Well, to be honest? I just gave up.

By 1920, even without Mumma’s otherworldly disapproval of my shabbiness, I knew I needed clothes. The trouble was, I dreaded becoming the object of a dressmaker’s pitiless assessment but I had also forbidden myself the alternative. The new fashions sold in department stores had thrown skilled American seamstresses out of work, you see. They’d been displaced by immigrant girls doing piecework for a pittance in terrible sweatshops. I refused to patronize a garment industry that exploited its desperately poor workers so heartlessly.

And if that wasn’t enough to keep me out of stores, there was this as well: I was determined to resist that shameless sister of war propaganda—the advertising industry.

President Wilson had been reelected on the slogan “He kept us out of war,” but it wasn’t long before he’d organized the Committee on Public Information. Its brief was to provide citizens with facts that would persuade them that entering the war was a good idea after all. To the administration’s dismay, its facts did not convince; rather than reconsider his own conclusions, Mr. Wilson decided that what our country really needed was a new slogan. Thus, the C.P.I. launched its memorable motto: “Make the world safe for democracy!”
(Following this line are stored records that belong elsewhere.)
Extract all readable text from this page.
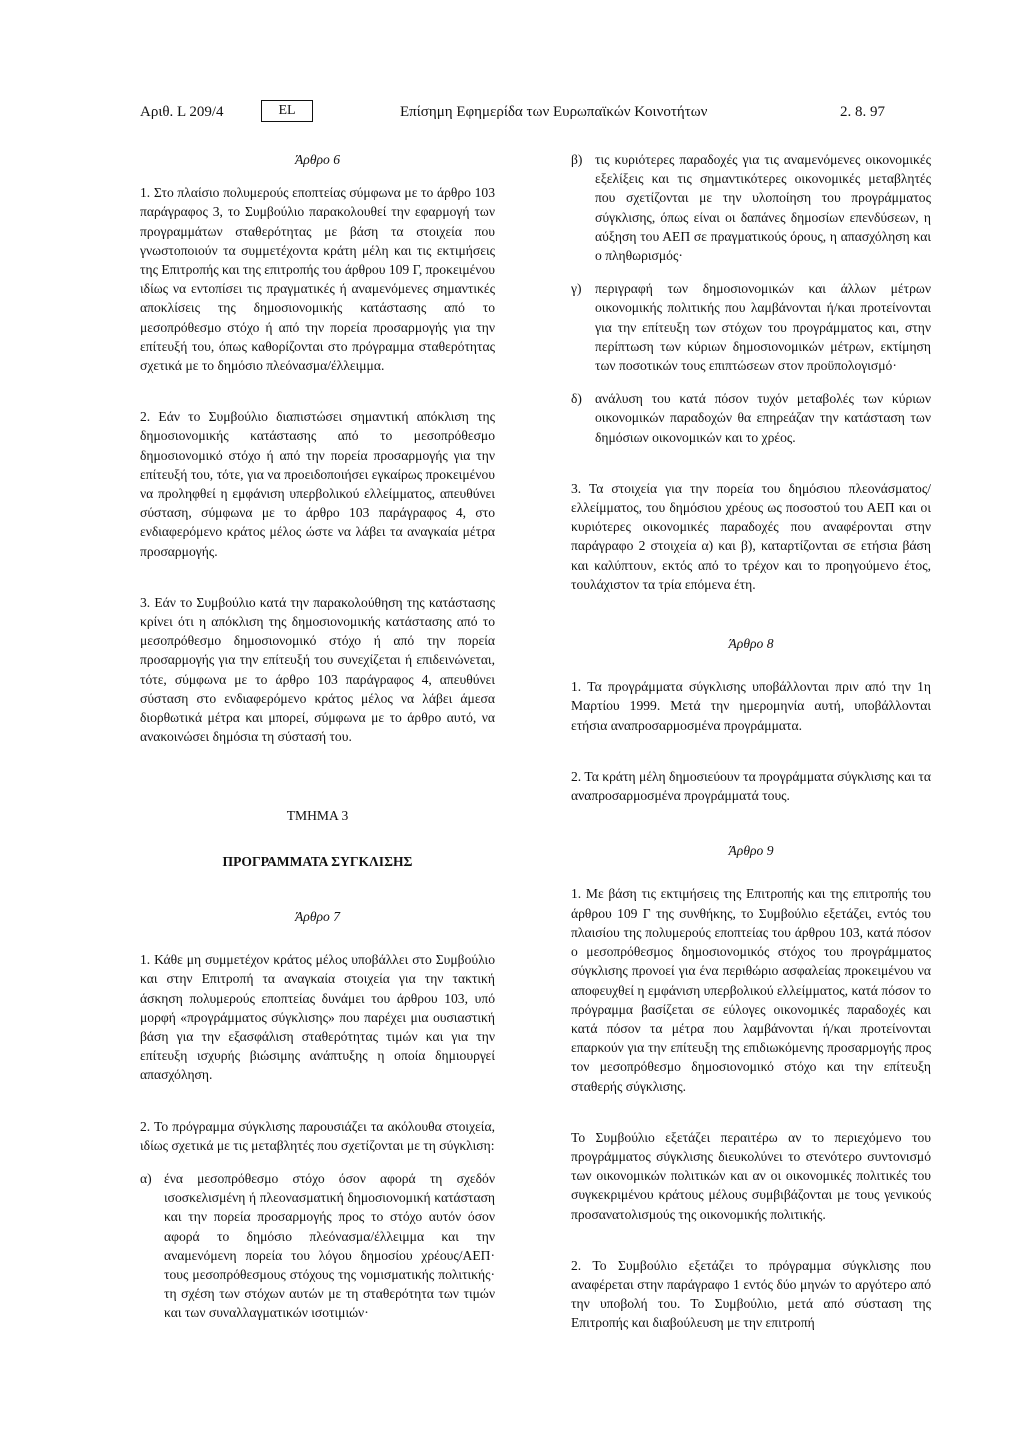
Αριθ. L 209/4	EL	Επίσημη Εφημερίδα των Ευρωπαϊκών Κοινοτήτων	2. 8. 97

Άρθρο 6

1. Στο πλαίσιο πολυμερούς εποπτείας σύμφωνα με το άρθρο 103 παράγραφος 3, το Συμβούλιο παρακολουθεί την εφαρμογή των προγραμμάτων σταθερότητας με βάση τα στοιχεία που γνωστοποιούν τα συμμετέχοντα κράτη μέλη και τις εκτιμήσεις της Επιτροπής και της επιτροπής του άρθρου 109 Γ, προκειμένου ιδίως να εντοπίσει τις πραγματικές ή αναμενόμενες σημαντικές αποκλίσεις της δημοσιονομικής κατάστασης από το μεσοπρόθεσμο στόχο ή από την πορεία προσαρμογής για την επίτευξή του, όπως καθορίζονται στο πρόγραμμα σταθερότητας σχετικά με το δημόσιο πλεόνασμα/έλλειμμα.

2. Εάν το Συμβούλιο διαπιστώσει σημαντική απόκλιση της δημοσιονομικής κατάστασης από το μεσοπρόθεσμο δημοσιονομικό στόχο ή από την πορεία προσαρμογής για την επίτευξή του, τότε, για να προειδοποιήσει εγκαίρως προκειμένου να προληφθεί η εμφάνιση υπερβολικού ελλείμματος, απευθύνει σύσταση, σύμφωνα με το άρθρο 103 παράγραφος 4, στο ενδιαφερόμενο κράτος μέλος ώστε να λάβει τα αναγκαία μέτρα προσαρμογής.

3. Εάν το Συμβούλιο κατά την παρακολούθηση της κατάστασης κρίνει ότι η απόκλιση της δημοσιονομικής κατάστασης από το μεσοπρόθεσμο δημοσιονομικό στόχο ή από την πορεία προσαρμογής για την επίτευξή του συνεχίζεται ή επιδεινώνεται, τότε, σύμφωνα με το άρθρο 103 παράγραφος 4, απευθύνει σύσταση στο ενδιαφερόμενο κράτος μέλος να λάβει άμεσα διορθωτικά μέτρα και μπορεί, σύμφωνα με το άρθρο αυτό, να ανακοινώσει δημόσια τη σύστασή του.

ΤΜΗΜΑ 3

ΠΡΟΓΡΑΜΜΑΤΑ ΣΥΓΚΛΙΣΗΣ

Άρθρο 7

1. Κάθε μη συμμετέχον κράτος μέλος υποβάλλει στο Συμβούλιο και στην Επιτροπή τα αναγκαία στοιχεία για την τακτική άσκηση πολυμερούς εποπτείας δυνάμει του άρθρου 103, υπό μορφή «προγράμματος σύγκλισης» που παρέχει μια ουσιαστική βάση για την εξασφάλιση σταθερότητας τιμών και για την επίτευξη ισχυρής βιώσιμης ανάπτυξης η οποία δημιουργεί απασχόληση.

2. Το πρόγραμμα σύγκλισης παρουσιάζει τα ακόλουθα στοιχεία, ιδίως σχετικά με τις μεταβλητές που σχετίζονται με τη σύγκλιση:

α) ένα μεσοπρόθεσμο στόχο όσον αφορά τη σχεδόν ισοσκελισμένη ή πλεονασματική δημοσιονομική κατάσταση και την πορεία προσαρμογής προς το στόχο αυτόν όσον αφορά το δημόσιο πλεόνασμα/έλλειμμα και την αναμενόμενη πορεία του λόγου δημοσίου χρέους/ΑΕΠ· τους μεσοπρόθεσμους στόχους της νομισματικής πολιτικής· τη σχέση των στόχων αυτών με τη σταθερότητα των τιμών και των συναλλαγματικών ισοτιμιών·
β) τις κυριότερες παραδοχές για τις αναμενόμενες οικονομικές εξελίξεις και τις σημαντικότερες οικονομικές μεταβλητές που σχετίζονται με την υλοποίηση του προγράμματος σύγκλισης, όπως είναι οι δαπάνες δημοσίων επενδύσεων, η αύξηση του ΑΕΠ σε πραγματικούς όρους, η απασχόληση και ο πληθωρισμός·
γ) περιγραφή των δημοσιονομικών και άλλων μέτρων οικονομικής πολιτικής που λαμβάνονται ή/και προτείνονται για την επίτευξη των στόχων του προγράμματος και, στην περίπτωση των κύριων δημοσιονομικών μέτρων, εκτίμηση των ποσοτικών τους επιπτώσεων στον προϋπολογισμό·
δ) ανάλυση του κατά πόσον τυχόν μεταβολές των κύριων οικονομικών παραδοχών θα επηρεάζαν την κατάσταση των δημόσιων οικονομικών και το χρέος.

3. Τα στοιχεία για την πορεία του δημόσιου πλεονάσματος/ελλείμματος, του δημόσιου χρέους ως ποσοστού του ΑΕΠ και οι κυριότερες οικονομικές παραδοχές που αναφέρονται στην παράγραφο 2 στοιχεία α) και β), καταρτίζονται σε ετήσια βάση και καλύπτουν, εκτός από το τρέχον και το προηγούμενο έτος, τουλάχιστον τα τρία επόμενα έτη.

Άρθρο 8

1. Τα προγράμματα σύγκλισης υποβάλλονται πριν από την 1η Μαρτίου 1999. Μετά την ημερομηνία αυτή, υποβάλλονται ετήσια αναπροσαρμοσμένα προγράμματα.

2. Τα κράτη μέλη δημοσιεύουν τα προγράμματα σύγκλισης και τα αναπροσαρμοσμένα προγράμματά τους.

Άρθρο 9

1. Με βάση τις εκτιμήσεις της Επιτροπής και της επιτροπής του άρθρου 109 Γ της συνθήκης, το Συμβούλιο εξετάζει, εντός του πλαισίου της πολυμερούς εποπτείας του άρθρου 103, κατά πόσον ο μεσοπρόθεσμος δημοσιονομικός στόχος του προγράμματος σύγκλισης προνοεί για ένα περιθώριο ασφαλείας προκειμένου να αποφευχθεί η εμφάνιση υπερβολικού ελλείμματος, κατά πόσον το πρόγραμμα βασίζεται σε εύλογες οικονομικές παραδοχές και κατά πόσον τα μέτρα που λαμβάνονται ή/και προτείνονται επαρκούν για την επίτευξη της επιδιωκόμενης προσαρμογής προς τον μεσοπρόθεσμο δημοσιονομικό στόχο και την επίτευξη σταθερής σύγκλισης.

Το Συμβούλιο εξετάζει περαιτέρω αν το περιεχόμενο του προγράμματος σύγκλισης διευκολύνει το στενότερο συντονισμό των οικονομικών πολιτικών και αν οι οικονομικές πολιτικές του συγκεκριμένου κράτους μέλους συμβιβάζονται με τους γενικούς προσανατολισμούς της οικονομικής πολιτικής.

2. Το Συμβούλιο εξετάζει το πρόγραμμα σύγκλισης που αναφέρεται στην παράγραφο 1 εντός δύο μηνών το αργότερο από την υποβολή του. Το Συμβούλιο, μετά από σύσταση της Επιτροπής και διαβούλευση με την επιτροπή
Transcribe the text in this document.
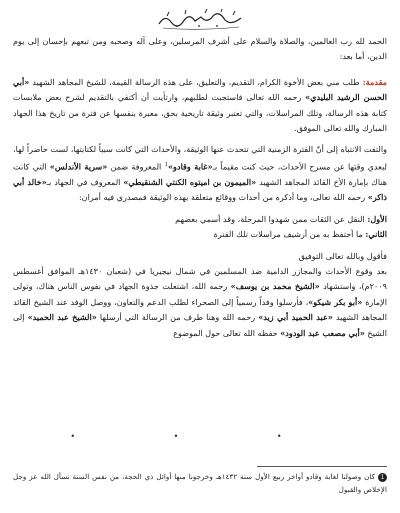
الحمد لله رب العالمين، والصلاة والسلام على أشرف المرسلين، وعلى آله وصحبه ومن تبعهم بإحسان إلى يوم الدين، أما بعد:

مقدمة: طلب مني بعض الأخوة الكرام، التقديم، والتعليق، على هذه الرسالة القيمة، للشيخ المجاهد الشهيد «أبي الحسن الرشيد البليدي» رحمه الله تعالى فاستجبت لطلبهم، وارتأيت أن أكتفي بالتقديم لشرح بعض ملابسات كتابة هذه الرسالة، وتلك المراسلات، والتي تعتبر وثيقة تاريخية بحق، معبرة بنفسها عن فترة من تاريخ هذا الجهاد المبارك والله تعالى الموفق.

والتفت الانتباه إلى أنّ الفترة الزمنية التي تتحدث عنها الوثيقة، والأحداث التي كانت سبباً لكتابتها، لست حاضراً لها، لبعدي وقتها عن مسرح الأحداث، حيث كنت مقيماً بـ«غابة وقادو»$^1$ المعروفة ضمن «سرية الأندلس» التي كانت هناك بإمارة الأخ القائد المجاهد الشهيد «الميمون بن اميتوه الكنتي الشنقيطي» المعروف في الجهاد بـ«خالد أبي ذاكر» رحمه الله تعالى، وما أذكره من أحداث ووقائع متعلقة بهذه الوثيقة فمصدري فيه أمران:

الأول: النقل عن الثقات ممن شهدوا المرحلة، وقد أسمي بعضهم

الثاني: ما أحتفظ به من أرشيف مراسلات تلك الفترة

فأقول وبالله تعالى التوفيق

بعد وقوع الأحداث والمجازر الدامية ضد المسلمين في شمال نيجيريا في (شعبان ١٤٣٠هـ الموافق أغسطس ٢٠٠٩م)، واستشهاد «الشيخ محمد بن يوسف» رحمه الله، اشتعلت جذوة الجهاد في نفوس الناس هناك، وتولى الإمارة «أبو بكر شيكو»، فأرسلوا وفداً رسمياً إلى الصحراء لطلب الدعم والتعاون، ووصل الوفد عند الشيخ القائد المجاهد الشهيد «عبد الحميد أبي زيد» رحمه الله وهنا طرف من الرسالة التي أرسلها «الشيخ عبد الحميد» إلى الشيخ «أبي مصعب عبد الودود» حفظه الله تعالى حول الموضوع

• • •
1كان وصولنا لغابة وقادو أواخر ربيع الأول سنة ١٤٣٢هـ وخرجونا منها أوائل ذي الحجة، من نفس السنة نسأل الله عز وجل الإخلاص والقبول
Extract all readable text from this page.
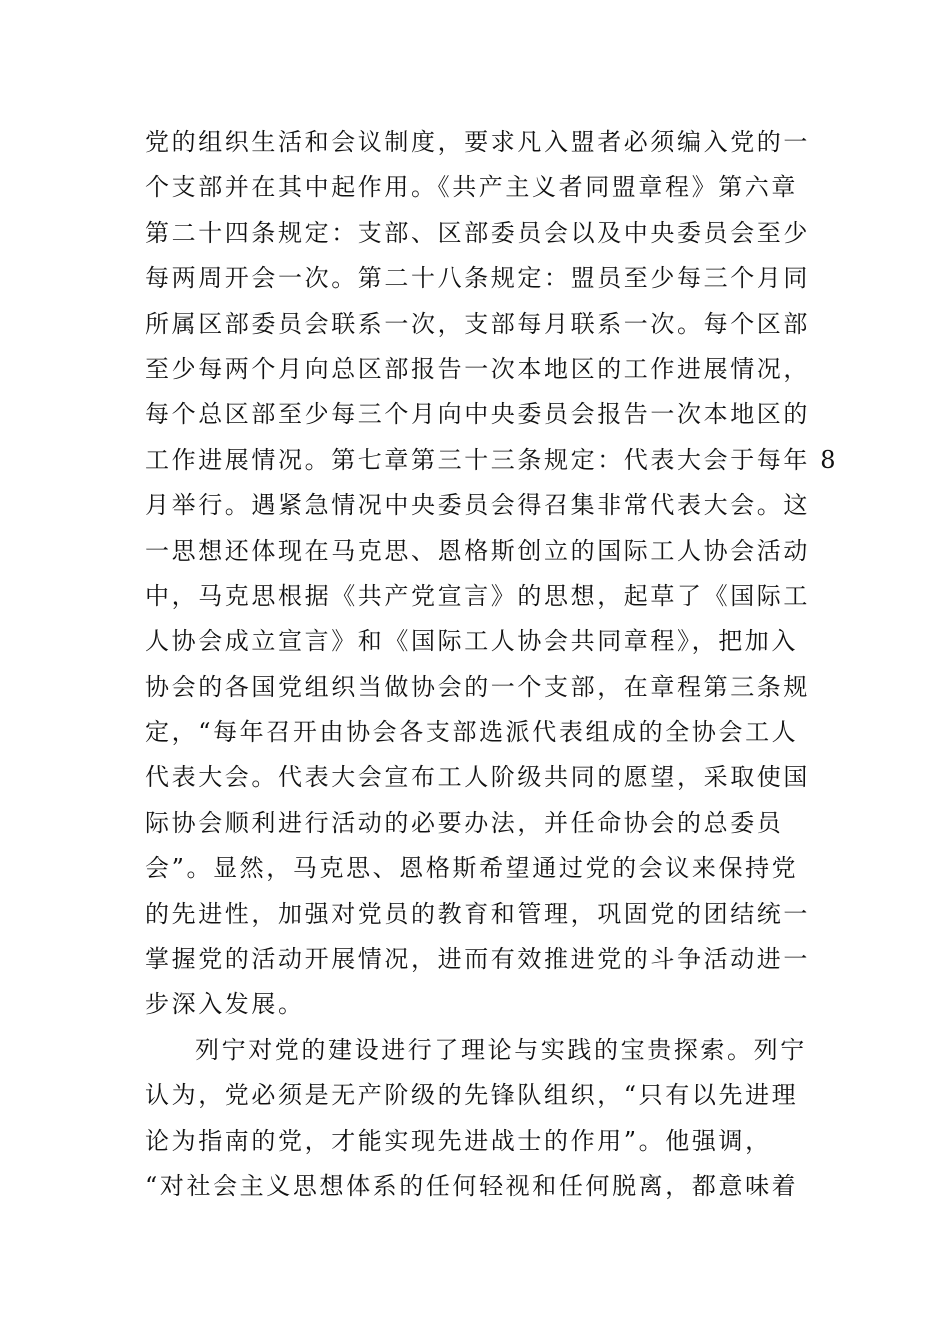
党的组织生活和会议制度，要求凡入盟者必须编入党的一
个支部并在其中起作用。《共产主义者同盟章程》第六章
第二十四条规定：支部、区部委员会以及中央委员会至少
每两周开会一次。第二十八条规定：盟员至少每三个月同
所属区部委员会联系一次，支部每月联系一次。每个区部
至少每两个月向总区部报告一次本地区的工作进展情况，
每个总区部至少每三个月向中央委员会报告一次本地区的
工作进展情况。第七章第三十三条规定：代表大会于每年 8
月举行。遇紧急情况中央委员会得召集非常代表大会。这
一思想还体现在马克思、恩格斯创立的国际工人协会活动
中，马克思根据《共产党宣言》的思想，起草了《国际工
人协会成立宣言》和《国际工人协会共同章程》，把加入
协会的各国党组织当做协会的一个支部，在章程第三条规
定，“每年召开由协会各支部选派代表组成的全协会工人
代表大会。代表大会宣布工人阶级共同的愿望，采取使国
际协会顺利进行活动的必要办法，并任命协会的总委员
会”。显然，马克思、恩格斯希望通过党的会议来保持党
的先进性，加强对党员的教育和管理，巩固党的团结统一
掌握党的活动开展情况，进而有效推进党的斗争活动进一
步深入发展。
列宁对党的建设进行了理论与实践的宝贵探索。列宁
认为，党必须是无产阶级的先锋队组织，“只有以先进理
论为指南的党，才能实现先进战士的作用”。他强调，
“对社会主义思想体系的任何轻视和任何脱离，都意味着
Soon Americans were surrounded by posters with childish, frightening images like giant spiders wearing German helmets and crouching over Cleveland. Street boys were paid to hand out flyers with maps that had UNITED STATED crossed out and NEW PRUSSIA scrawled across the nation. Newspapers printed bogus pro-war letters to their editors, planting them next to articles that vilified anti-war dissenters in the crudest terms possible. In theaters, paid “spokesmen” gave four-minute patriotic speeches during intermission. Even at school, we teachers sat through pro-war slide shows with the children, who were sent home to shame their parents into supporting what the facts had not.